Skaar and his team study how bacteria cause disease, with the long-term goal of developing novel therapies. The group has focused much of its effort on Staphylococcus aureus, a bacterium that Skaar characterizes as “arguably the most important bacterial pathogen in the United States.”

“Staph” is the leading cause of skin and soft tissue infections, the leading cause of infectious heart disease, the number one hospital-acquired infection and one of four leading causes of food-borne illness, he noted.

It's also resistant to almost every antibiotic we have, with methicillin-resistant S. aureus (MRSA) infections on the rise in the community.

Skaar and colleagues reported this year in Science that a protein called calprotectin inside certain immune system cells “starves” staph bacteria by binding their food — certain metals they require for growth. The findings suggest that drugs that act like calprotectin might make good antibiotics.

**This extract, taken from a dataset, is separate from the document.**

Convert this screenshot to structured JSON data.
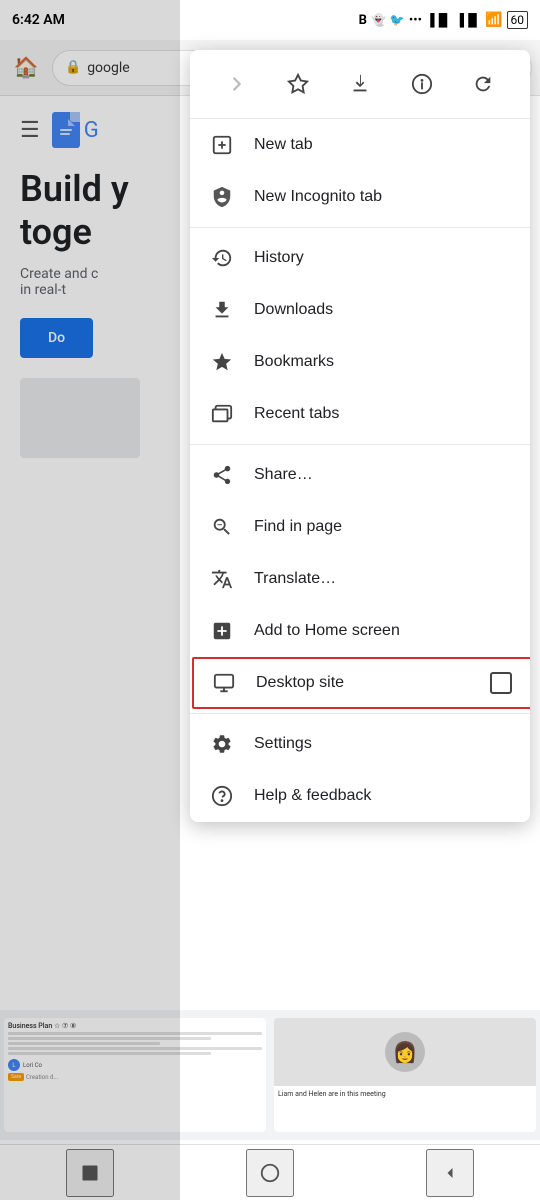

The group also studies other important human pathogens, including Bacillus anthracis (Anthrax) and Acinetobacter baumannii, which is a leading cause of hospital infections and battlefield wound infections.

Skaar has been studying bacteria since his undergraduate days at the University of Wisconsin.

As a graduate student at Northwestern University, he focused on the pathogen Neisseria gonorrhoeae and discovered novel systems used by the bug to combat the oxidative stress response of the host.

His studies of S. aureus began during his postdoctoral training at the University of Chicago, where he characterized a previously unrecognized system that staph uses to transport iron — one of the nutrient metals it needs — across the cell wall.

He joined the Vanderbilt faculty in 2005 and is a Burroughs Wellcome Investigator in the Pathogenesis of Infectious Diseases and a Searle Scholar.

ICAAC is the Interscience Conference on Antimicrobial Agents and Chemotherapy.